Recipes call for an item that isn’t used much and the grocery story only has 40 pound bags of it for $7000.
The ocean is full of sharks, jellyfish, man-eating octopus, and nightmare whales, but make sure you wait a half-hour after eating to go in.
The best thing about owning a Smart Car is if you get too drunk at the bar you can just carry it home.
15: I smell upsexy.
Me: What the hell is upsexy?
15: Not much. What’s up with you?
Save time sledding with kids by just throwing away one mitten before you even leave the house
*trapped in a sinking car*
I should call 911
*car fills with water*
Ugh I hate phone calls
*head barely above water*
Can I just text them
welp
My kids’ bathroom looks like their toothpaste comes out of a fire extinguisher.
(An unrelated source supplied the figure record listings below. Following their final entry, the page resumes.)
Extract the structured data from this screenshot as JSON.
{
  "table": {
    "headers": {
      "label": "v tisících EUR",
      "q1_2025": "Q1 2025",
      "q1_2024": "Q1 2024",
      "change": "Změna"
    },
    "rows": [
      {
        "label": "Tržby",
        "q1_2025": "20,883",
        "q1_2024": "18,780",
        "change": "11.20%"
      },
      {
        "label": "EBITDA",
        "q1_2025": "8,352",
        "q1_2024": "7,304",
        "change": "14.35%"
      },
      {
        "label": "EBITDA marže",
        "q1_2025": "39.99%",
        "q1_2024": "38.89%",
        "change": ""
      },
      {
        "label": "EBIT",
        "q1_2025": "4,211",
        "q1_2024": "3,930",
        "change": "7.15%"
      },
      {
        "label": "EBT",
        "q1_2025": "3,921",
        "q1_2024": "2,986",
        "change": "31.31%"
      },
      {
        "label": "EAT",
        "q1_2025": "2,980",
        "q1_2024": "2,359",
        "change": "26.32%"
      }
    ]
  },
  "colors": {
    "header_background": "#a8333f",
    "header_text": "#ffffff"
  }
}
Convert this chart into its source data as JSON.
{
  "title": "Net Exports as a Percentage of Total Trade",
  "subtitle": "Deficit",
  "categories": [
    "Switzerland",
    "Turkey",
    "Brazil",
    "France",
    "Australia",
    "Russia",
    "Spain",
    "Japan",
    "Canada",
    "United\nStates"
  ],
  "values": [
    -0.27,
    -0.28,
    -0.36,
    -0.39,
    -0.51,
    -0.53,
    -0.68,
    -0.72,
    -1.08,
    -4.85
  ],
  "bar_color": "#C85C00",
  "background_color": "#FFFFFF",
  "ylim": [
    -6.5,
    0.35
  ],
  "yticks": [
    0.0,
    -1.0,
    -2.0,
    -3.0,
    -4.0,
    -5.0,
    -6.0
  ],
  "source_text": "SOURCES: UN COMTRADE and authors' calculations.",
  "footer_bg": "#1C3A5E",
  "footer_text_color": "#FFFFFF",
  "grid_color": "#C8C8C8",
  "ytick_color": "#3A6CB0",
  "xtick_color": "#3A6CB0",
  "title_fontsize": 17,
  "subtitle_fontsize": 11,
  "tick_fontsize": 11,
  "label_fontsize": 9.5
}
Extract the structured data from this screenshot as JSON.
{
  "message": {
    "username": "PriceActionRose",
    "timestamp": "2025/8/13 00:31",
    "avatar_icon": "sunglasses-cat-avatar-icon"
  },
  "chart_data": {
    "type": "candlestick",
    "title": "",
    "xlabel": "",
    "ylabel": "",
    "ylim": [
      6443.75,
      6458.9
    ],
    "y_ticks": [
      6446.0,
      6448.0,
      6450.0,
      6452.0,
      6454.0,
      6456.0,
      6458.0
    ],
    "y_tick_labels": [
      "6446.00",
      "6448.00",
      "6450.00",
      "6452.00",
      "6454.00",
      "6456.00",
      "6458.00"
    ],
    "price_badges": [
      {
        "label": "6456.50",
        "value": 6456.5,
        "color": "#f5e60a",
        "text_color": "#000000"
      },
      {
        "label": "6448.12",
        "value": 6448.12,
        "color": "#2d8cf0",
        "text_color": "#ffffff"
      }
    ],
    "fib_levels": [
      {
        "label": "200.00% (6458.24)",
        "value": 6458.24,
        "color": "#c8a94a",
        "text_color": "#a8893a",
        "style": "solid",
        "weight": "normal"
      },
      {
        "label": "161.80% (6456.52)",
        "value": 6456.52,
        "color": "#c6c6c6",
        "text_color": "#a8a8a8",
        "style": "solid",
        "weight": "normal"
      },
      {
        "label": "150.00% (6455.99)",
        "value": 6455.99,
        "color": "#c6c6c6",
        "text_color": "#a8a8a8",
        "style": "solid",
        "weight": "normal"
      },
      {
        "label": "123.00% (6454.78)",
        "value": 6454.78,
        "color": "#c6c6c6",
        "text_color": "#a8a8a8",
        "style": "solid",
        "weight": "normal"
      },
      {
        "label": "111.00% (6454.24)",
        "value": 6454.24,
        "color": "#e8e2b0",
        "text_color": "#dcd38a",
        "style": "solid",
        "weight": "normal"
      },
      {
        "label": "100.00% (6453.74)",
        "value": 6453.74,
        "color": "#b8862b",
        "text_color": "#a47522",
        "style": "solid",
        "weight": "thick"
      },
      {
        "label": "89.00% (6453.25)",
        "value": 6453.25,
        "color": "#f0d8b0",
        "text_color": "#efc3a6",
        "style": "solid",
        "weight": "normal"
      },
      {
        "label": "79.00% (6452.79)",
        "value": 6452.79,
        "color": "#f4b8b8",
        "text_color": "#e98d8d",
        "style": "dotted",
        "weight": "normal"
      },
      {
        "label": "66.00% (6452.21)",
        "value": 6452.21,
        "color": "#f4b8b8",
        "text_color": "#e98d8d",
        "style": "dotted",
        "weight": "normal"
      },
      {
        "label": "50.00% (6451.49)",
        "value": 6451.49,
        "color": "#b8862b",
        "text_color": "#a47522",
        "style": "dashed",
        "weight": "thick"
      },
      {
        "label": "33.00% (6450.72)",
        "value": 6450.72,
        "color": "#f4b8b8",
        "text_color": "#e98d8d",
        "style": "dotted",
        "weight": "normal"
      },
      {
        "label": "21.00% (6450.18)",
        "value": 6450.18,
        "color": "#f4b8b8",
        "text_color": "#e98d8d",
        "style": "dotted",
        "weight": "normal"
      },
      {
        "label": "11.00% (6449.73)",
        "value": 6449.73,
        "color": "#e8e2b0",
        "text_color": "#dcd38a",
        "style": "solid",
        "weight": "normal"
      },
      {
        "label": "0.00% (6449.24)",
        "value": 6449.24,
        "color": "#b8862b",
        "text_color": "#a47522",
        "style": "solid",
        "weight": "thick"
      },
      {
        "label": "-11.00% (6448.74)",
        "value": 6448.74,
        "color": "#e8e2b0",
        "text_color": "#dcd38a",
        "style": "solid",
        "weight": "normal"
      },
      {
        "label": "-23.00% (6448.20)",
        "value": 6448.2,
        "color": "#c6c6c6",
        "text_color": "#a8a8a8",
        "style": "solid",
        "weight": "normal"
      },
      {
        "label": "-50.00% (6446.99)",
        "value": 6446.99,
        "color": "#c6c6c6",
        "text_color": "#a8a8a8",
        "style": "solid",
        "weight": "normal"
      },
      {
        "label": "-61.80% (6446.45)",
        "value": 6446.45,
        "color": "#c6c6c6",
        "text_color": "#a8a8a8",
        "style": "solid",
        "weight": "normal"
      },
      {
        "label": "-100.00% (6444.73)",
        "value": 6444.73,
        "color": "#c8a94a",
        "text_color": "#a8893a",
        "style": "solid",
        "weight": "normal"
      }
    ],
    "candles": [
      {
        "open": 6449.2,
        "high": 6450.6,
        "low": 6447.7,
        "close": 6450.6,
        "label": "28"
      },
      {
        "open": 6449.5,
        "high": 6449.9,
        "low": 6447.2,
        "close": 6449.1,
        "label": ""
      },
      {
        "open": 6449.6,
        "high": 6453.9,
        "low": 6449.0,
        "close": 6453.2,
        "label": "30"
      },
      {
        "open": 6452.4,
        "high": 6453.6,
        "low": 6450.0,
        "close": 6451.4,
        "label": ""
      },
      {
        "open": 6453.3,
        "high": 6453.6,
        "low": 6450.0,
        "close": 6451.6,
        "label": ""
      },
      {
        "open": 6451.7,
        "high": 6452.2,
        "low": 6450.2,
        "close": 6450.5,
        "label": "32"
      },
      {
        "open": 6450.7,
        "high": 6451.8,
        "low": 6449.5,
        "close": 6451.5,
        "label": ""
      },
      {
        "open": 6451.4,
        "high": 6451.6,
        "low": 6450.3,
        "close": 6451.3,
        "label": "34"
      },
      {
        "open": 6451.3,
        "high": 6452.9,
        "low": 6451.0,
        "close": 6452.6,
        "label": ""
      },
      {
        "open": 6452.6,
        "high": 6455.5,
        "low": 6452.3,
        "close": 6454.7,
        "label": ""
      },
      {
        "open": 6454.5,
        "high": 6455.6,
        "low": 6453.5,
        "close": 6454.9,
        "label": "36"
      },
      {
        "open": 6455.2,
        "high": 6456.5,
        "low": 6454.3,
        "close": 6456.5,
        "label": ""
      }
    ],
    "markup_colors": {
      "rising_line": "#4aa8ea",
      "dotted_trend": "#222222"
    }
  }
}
NO, I will not come get candy from your van, Im not craz..
Oh cookies? Hmm.
Double stuff?! You don’t say!
The white one w/ no windows? Sure!
[During acupuncture]
Voodoo doll: OWWWWWWCH
What i said : I really like this song
What i meant : Shut your face for the next few minutes
The best thing about living with my parents is being woken up four minutes before my alarm to be told my alarm is about to go off.
My 3-yr-old just found a moldy hot dog in the sofa cushions and ate it.
I know I should be horrified, but I’m actually relieved because now I don’t have to make her supper.
NO city was built in a day. Get over yourself, Rome.